Rio Tinto Energy America
- Industry: Coal Mining
- Predecessor: Kennecott Energy
- Founded: 1993; 33 years ago
- Defunct: December 2010
- Fate: Acquired by Cloud Peak Energy
- Headquarters: Gillette, Wyoming, United States

= Rio Tinto Energy America =

Rio Tinto Energy America (RTEA) was a wholly owned American subsidiary of the England and Australia-based mining giant, the Rio Tinto Group, headquartered in Gillette, Wyoming, United States. The company, previously known as Kennecott Energy after another of Rio Tinto's American subsidiaries, was formed in 1993 when Rio Tinto purchased NERCO and placed that company's Spring Creek coal mine and Antelope coal mine under the RTEA umbrella. Subsequent acquisitions included the Cordero Mining Company, the Colowyo Coal Company, and the Jacobs Ranch coal mine. RTEA operated four mines in Wyoming and Montana, supplying fuel for the generation of approximately 6% of the United States' electricity consumption. The RTEA mines were spun off to Cloud Peak Energy in 2010.

==History==
In November 2007, Rio Tinto Group announced that it would try to divest RTEA and its assets. As a first step in that effort, Rio Tinto agreed in March 2009 to sell the Jacobs Ranch coal mine to Arch Coal for a sum of $761 million.

In December 2010, Rio Tinto announced that it had succeeded in "100 per cent divestment of its equity holdings in Cloud Peak Energy Inc. through a fully exercised over allotment in connection with a recently announced secondary offering." Cloud Peak Energy stated that the result of the divestment was that Cloud Peak Energy Resources LLC "is now a wholly owned subsidiary of Cloud Peak Energy Inc."
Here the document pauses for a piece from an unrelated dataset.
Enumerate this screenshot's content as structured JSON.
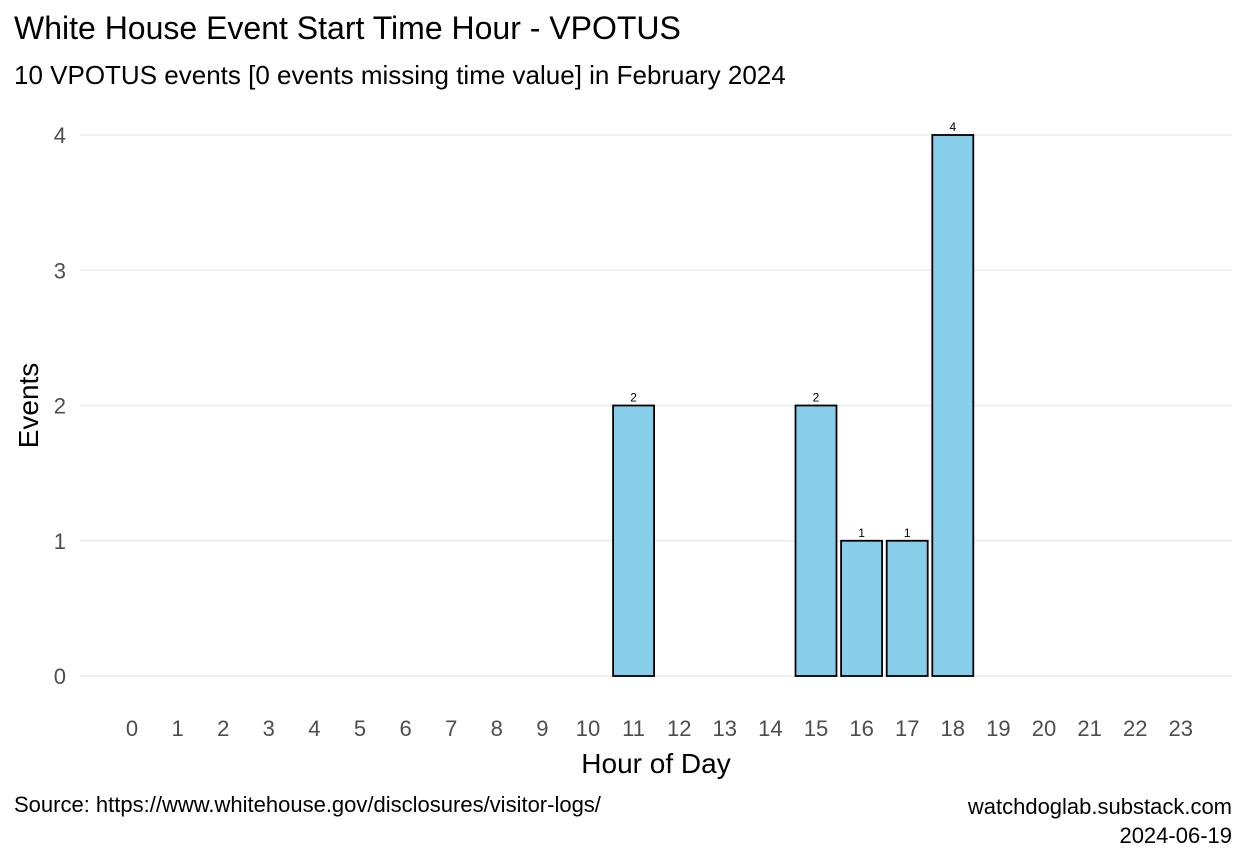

Dow Jones reported that "Cloud Peak will use proceeds from the IPO [initial public offering] to buy 52 per cent of the Rio Tinto's assets it operates and Rio Tinto will own the rest." The write service also reported that early in November Standard & Poor's Ratings Services "assigned Cloud Peak a junk rating of BB minus, three steps below investment grade, citing its need for more reserves among potential risks."